Critics see the crackdown on Islam as an intensification of long-standing repression of the culture and rights of Xinjiang’s ethnic Uighur people, who face widespread economic and social discrimination. China sees it is a justifiable response to a series of bomb and knife attacks by extremists bent on violent jihad.

The man’s wife was sentenced to two years because she wrote a confession to local authorities. The article quoted her as saying the court had given her “a chance to be reborn” and as vowing to repent for her mistakes when she is released.

The original report, issued Friday, cited the political and legal affairs committee of the Kashgar government as the source. It was picked up by major Chinese Web portals on Sunday, but later deleted by censors. On Monday, the reporter concerned wrote an apology for filing “a false report,” although there was considerable skepticism online about whether this apology was genuine or made under pressure from red-faced local officials.

Dilxat Raxit, spokesman of the exiled World Uighur Congress, called the reported sentence unprecedented. “It’s unacceptable and absurd, and shows China’s hostile mentality and the crisis of its rule,” he wrote in an email. The aim, he added, was to “use judicial and administrative means to force Uighurs to give up their own way of life and accept the Chinese tradition.” This, he warned, would only provoke people to fight back.

The story was originally issued as part of a series of stories on the achievements Kashgar has made in getting rid of burqas. Officials were quoted as boasting that the city’s court has sentenced a number of “outlaws blinded by religious extremism, who wear burqas, veils and grow beards.” The Kashgar Special Zone News is a free supplement included in local papers.

Each family has to sign a “deradicalization” pledge, the paper reported, while a “buddy system” has been set up to “help” those who have been caught wearing burqas. In one village, the local authorities have educated and “converted” more than 100 women, while authorities have also encouraged religious people under 50 to shave off their beards, according to the paper.

In another township in Kashgar, 54 people who used to wear veils or beards were given training on skills such as baking, hairdressing and tailoring. “They have relatively low level of education and are deeply influenced by religious extremism,” Wang Huailiang, a township party secretary, was quoted as saying. “But we must not discriminate against them. We must let them learn some skills so that they can make a living on their own.”

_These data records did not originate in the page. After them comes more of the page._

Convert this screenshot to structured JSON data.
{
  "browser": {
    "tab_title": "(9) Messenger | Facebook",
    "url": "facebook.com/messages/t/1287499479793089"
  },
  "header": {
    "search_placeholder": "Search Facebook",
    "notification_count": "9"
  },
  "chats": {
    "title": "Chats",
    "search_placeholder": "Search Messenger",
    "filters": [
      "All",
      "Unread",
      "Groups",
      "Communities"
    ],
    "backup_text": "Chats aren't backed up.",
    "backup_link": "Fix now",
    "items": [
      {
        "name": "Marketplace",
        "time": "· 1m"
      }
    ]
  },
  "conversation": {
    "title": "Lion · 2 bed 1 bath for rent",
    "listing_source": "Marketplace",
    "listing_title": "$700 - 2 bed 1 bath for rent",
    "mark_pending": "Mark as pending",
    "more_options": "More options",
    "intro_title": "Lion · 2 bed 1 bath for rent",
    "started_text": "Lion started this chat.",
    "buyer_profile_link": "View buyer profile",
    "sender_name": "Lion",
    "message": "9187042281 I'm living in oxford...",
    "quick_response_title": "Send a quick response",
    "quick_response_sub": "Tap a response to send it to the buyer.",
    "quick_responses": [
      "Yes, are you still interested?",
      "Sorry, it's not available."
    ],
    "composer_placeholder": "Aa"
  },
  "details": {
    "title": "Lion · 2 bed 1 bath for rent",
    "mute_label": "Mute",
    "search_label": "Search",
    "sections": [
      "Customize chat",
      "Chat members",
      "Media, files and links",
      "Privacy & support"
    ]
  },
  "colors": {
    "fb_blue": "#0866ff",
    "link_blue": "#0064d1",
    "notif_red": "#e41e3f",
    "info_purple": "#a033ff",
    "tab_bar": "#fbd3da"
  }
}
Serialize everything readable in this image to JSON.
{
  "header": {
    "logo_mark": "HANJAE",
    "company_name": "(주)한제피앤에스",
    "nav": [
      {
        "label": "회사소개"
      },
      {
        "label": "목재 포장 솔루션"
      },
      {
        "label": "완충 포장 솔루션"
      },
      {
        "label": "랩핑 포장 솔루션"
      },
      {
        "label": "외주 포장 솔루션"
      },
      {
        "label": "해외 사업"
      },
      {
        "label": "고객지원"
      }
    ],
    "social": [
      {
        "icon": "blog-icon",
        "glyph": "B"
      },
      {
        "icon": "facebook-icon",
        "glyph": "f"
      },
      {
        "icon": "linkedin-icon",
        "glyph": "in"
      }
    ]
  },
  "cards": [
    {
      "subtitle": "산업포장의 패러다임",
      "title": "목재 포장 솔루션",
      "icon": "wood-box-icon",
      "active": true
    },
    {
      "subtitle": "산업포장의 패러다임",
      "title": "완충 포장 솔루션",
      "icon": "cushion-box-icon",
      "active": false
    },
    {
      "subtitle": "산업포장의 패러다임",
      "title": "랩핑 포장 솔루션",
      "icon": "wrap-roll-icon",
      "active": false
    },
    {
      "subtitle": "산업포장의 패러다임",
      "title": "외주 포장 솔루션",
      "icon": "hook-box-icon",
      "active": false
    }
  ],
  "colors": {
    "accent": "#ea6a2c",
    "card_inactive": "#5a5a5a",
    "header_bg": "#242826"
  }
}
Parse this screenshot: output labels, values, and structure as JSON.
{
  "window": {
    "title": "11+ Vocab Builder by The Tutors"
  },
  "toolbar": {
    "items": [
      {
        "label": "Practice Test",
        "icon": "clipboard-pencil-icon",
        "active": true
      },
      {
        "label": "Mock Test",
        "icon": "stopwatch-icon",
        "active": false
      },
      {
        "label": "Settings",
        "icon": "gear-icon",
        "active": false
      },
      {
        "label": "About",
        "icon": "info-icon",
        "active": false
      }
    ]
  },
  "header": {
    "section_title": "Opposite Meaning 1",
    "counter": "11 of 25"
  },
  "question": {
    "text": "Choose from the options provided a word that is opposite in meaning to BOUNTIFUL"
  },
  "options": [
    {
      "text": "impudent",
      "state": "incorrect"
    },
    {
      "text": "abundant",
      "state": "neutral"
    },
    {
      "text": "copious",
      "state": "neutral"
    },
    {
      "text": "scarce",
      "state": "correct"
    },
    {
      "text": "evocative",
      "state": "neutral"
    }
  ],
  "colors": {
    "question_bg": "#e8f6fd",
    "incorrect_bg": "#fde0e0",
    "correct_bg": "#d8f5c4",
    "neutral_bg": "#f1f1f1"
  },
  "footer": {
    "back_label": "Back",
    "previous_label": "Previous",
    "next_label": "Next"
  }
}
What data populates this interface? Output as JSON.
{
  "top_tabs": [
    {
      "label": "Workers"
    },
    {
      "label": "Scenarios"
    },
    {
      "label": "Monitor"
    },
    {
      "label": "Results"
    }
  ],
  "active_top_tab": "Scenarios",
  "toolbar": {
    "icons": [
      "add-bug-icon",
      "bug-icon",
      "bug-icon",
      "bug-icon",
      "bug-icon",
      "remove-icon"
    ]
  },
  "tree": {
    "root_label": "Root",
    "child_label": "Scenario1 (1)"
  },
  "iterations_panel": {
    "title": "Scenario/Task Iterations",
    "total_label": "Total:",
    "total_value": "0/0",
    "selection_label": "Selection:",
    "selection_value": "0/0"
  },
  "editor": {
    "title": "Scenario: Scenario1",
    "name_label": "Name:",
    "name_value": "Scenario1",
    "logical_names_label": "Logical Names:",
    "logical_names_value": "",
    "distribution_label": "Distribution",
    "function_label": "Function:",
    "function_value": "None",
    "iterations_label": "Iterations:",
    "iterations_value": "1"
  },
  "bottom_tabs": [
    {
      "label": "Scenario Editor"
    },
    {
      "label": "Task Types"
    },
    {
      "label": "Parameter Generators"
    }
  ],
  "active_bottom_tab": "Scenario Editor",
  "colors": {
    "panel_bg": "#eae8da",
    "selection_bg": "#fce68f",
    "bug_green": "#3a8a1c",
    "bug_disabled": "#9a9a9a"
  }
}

As part of the efforts to eliminate extremism, people of all ages have been forced to dance to Chinese pop music and sing “red songs”—in praise of revolution and the Chinese Communist Party.

On Chinese social media, the sentence provoked debate, Agence France-Presse reported. “Anyone dressed that way is a terrorist, not a Muslim!” wrote one user on Sina Weibo, a Chinese equivalent of Twitter.

Others dismissed the anti-beard campaign as a “simple and crude” measure that would do little to ensure public safety, while some noted that the German political theorist whose ideas inspired Communist parties across the world was far from clean-shaven.

“How many years would Marx have been sentenced to?” one user asked.